Consider the medical imaging problem described earlier (in the Examples section of the DecompositionStrategy pattern). In this application, a point inside a model of the body is selected randomly, a radioactive decay is allowed to occur at this point, and the trajectory of the emitted particle is followed. To create a statistically significant simulation, thousands if not millions of trajectories are followed.

It is natural to associate each trajectory with a task. These tasks are particularly simple to manage concurrently since they are completely independent. Another important point is to make sure there are enough of them so we can support a range of computer systems, from those with a small number of processing elements to massively parallel computers.

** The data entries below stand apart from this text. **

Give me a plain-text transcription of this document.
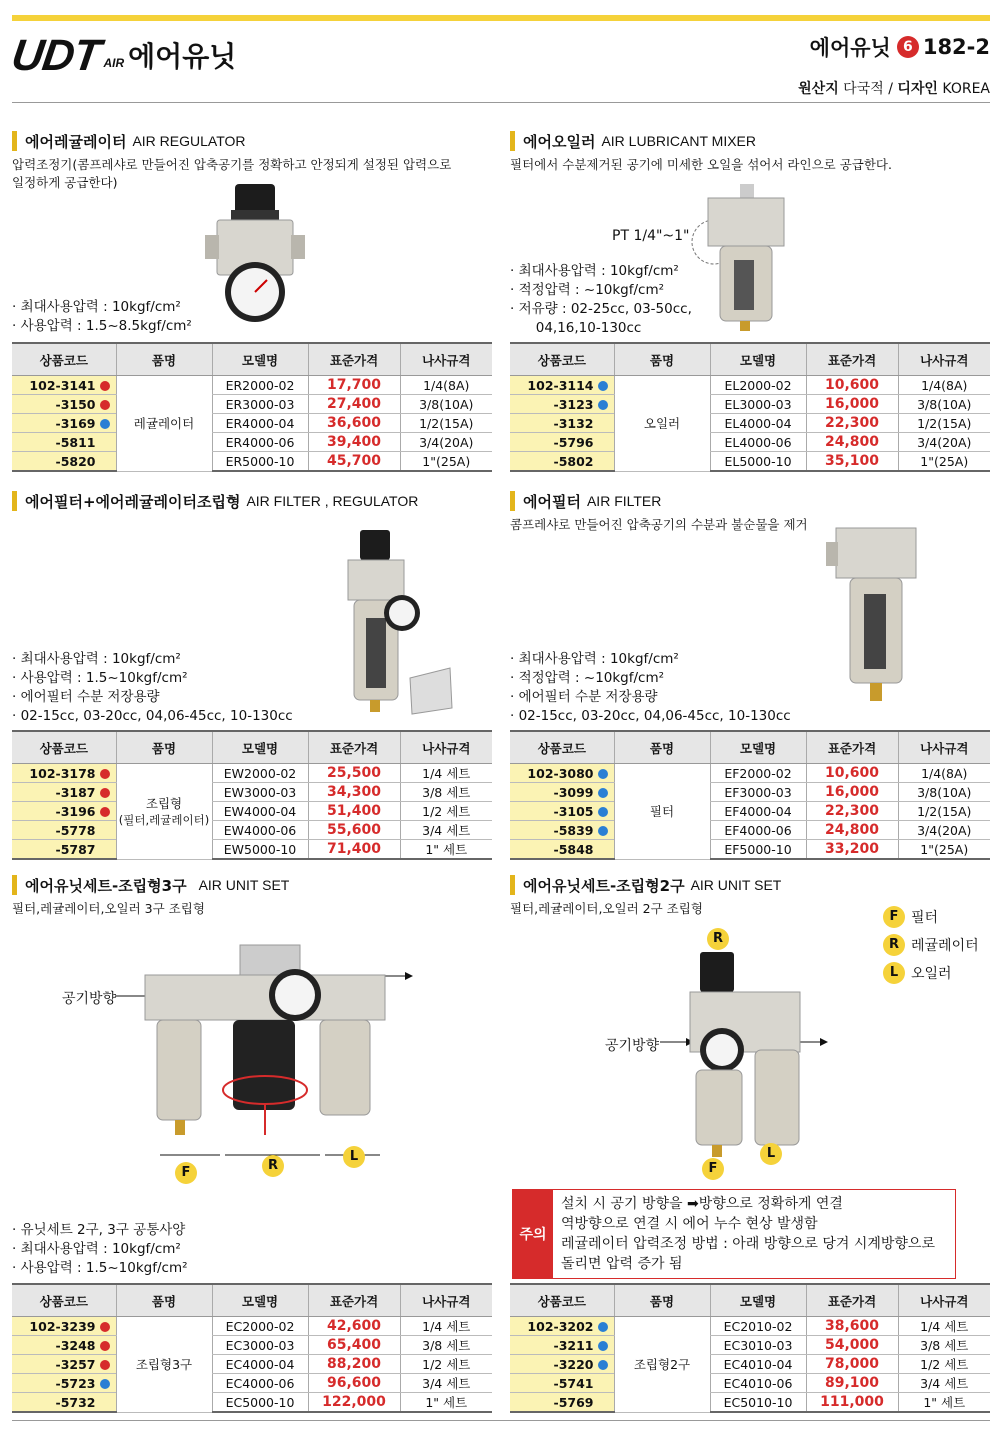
UDT AIR 에어유닛	에어유닛 6 182-2
원산지 다국적 / 디자인 KOREA
에어레귤레이터 AIR REGULATOR
압력조정기(콤프레샤로 만들어진 압축공기를 정확하고 안정되게 설정된 압력으로 일정하게 공급한다)
· 최대사용압력 : 10kgf/cm²
· 사용압력 : 1.5~8.5kgf/cm²
상품코드	품명	모델명	표준가격	나사규격
102-3141	레귤레이터	ER2000-02	17,700	1/4(8A)
-3150		ER3000-03	27,400	3/8(10A)
-3169		ER4000-04	36,600	1/2(15A)
-5811		ER4000-06	39,400	3/4(20A)
-5820		ER5000-10	45,700	1"(25A)
에어오일러 AIR LUBRICANT MIXER
필터에서 수분제거된 공기에 미세한 오일을 섞어서 라인으로 공급한다.
PT 1/4"~1"
· 최대사용압력 : 10kgf/cm²
· 적정압력 : ~10kgf/cm²
· 저유량 : 02-25cc, 03-50cc,
04,16,10-130cc
상품코드	품명	모델명	표준가격	나사규격
102-3114	오일러	EL2000-02	10,600	1/4(8A)
-3123		EL3000-03	16,000	3/8(10A)
-3132		EL4000-04	22,300	1/2(15A)
-5796		EL4000-06	24,800	3/4(20A)
-5802		EL5000-10	35,100	1"(25A)
에어필터+에어레귤레이터조립형 AIR FILTER , REGULATOR
· 최대사용압력 : 10kgf/cm²
· 사용압력 : 1.5~10kgf/cm²
· 에어필터 수분 저장용량
· 02-15cc, 03-20cc, 04,06-45cc, 10-130cc
상품코드	품명	모델명	표준가격	나사규격
102-3178	조립형
(필터,레귤레이터)	EW2000-02	25,500	1/4 세트
-3187		EW3000-03	34,300	3/8 세트
-3196		EW4000-04	51,400	1/2 세트
-5778		EW4000-06	55,600	3/4 세트
-5787		EW5000-10	71,400	1" 세트
에어필터 AIR FILTER
콤프레샤로 만들어진 압축공기의 수분과 불순물을 제거
· 최대사용압력 : 10kgf/cm²
· 적정압력 : ~10kgf/cm²
· 에어필터 수분 저장용량
· 02-15cc, 03-20cc, 04,06-45cc, 10-130cc
상품코드	품명	모델명	표준가격	나사규격
102-3080	필터	EF2000-02	10,600	1/4(8A)
-3099		EF3000-03	16,000	3/8(10A)
-3105		EF4000-04	22,300	1/2(15A)
-5839		EF4000-06	24,800	3/4(20A)
-5848		EF5000-10	33,200	1"(25A)
에어유닛세트-조립형3구 AIR UNIT SET
필터,레귤레이터,오일러 3구 조립형
공기방향
F	R
L
· 유닛세트 2구, 3구 공통사양
· 최대사용압력 : 10kgf/cm²
· 사용압력 : 1.5~10kgf/cm²
상품코드	품명	모델명	표준가격	나사규격
102-3239	조립형3구	EC2000-02	42,600	1/4 세트
-3248		EC3000-03	65,400	3/8 세트
-3257		EC4000-04	88,200	1/2 세트
-5723		EC4000-06	96,600	3/4 세트
-5732		EC5000-10	122,000	1" 세트
에어유닛세트-조립형2구 AIR UNIT SET
필터,레귤레이터,오일러 2구 조립형
F 필터
R 레귤레이터
L 오일러
R
공기방향
F
L
주의
설치 시 공기 방향을 ➡방향으로 정확하게 연결
역방향으로 연결 시 에어 누수 현상 발생함
레귤레이터 압력조정 방법 : 아래 방향으로 당겨 시계방향으로
돌리면 압력 증가 됨
상품코드	품명	모델명	표준가격	나사규격
102-3202	조립형2구	EC2010-02	38,600	1/4 세트
-3211		EC3010-03	54,000	3/8 세트
-3220		EC4010-04	78,000	1/2 세트
-5741		EC4010-06	89,100	3/4 세트
-5769		EC5010-10	111,000	1" 세트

With the basic tasks in hand, we can now consider the corresponding data decomposition and define what portions of the problem space need to be associated with each task. In this case, each task needs to hold the information defining the trajectory at any point, but that is all. The more challenging issue is the model of the body. You can't deduce this from the description of the problem we've given, but it turns out that the body model can be huge. Since it is a read-only model, there is no problem if there is an effective shared-memory system, since each task can read data as needed. If the target system uses distributed memory, however, it may be necessary to replicate the body model on each processing element. This can be very time-consuming and can waste a great deal of memory. Thus, for such target systems a data-based decomposition, described in the Examples section of the DataDecomposition pattern, may work better.

Matrix multiplication.

Consider the standard multiplication of two matrices (C = A · B). We can produce a task-based decomposition of this problem by considering the calculation of each element of the product matrix as a separate task. Each task needs access to one row of A and one column of B. This decomposition has the advantage that all the tasks are independent, and because all the data that is shared among tasks (A and B) is read-only, it will likely be straightforward to implement in a shared-memory environment. In a distributed-memory environment, however, the requirement that each task have access to a row of A and a column of B may lead to excessive memory use and/or communication, so this decomposition may not be effective. See the Examples section of the DataDecomposition pattern for a discussion of other decompositions more suited to distributed-memory environments. (In fact, a data-based decomposition may be more effective for most current platforms -- the above task-based decomposition works well only if access to memory elements is roughly uniform, which is not the case with cache-based computers.)

Known Uses:

Task-based decompositions are used in many applications. The distance geometry code (DGEOM) described in [Mattson96] uses a task based decomposition.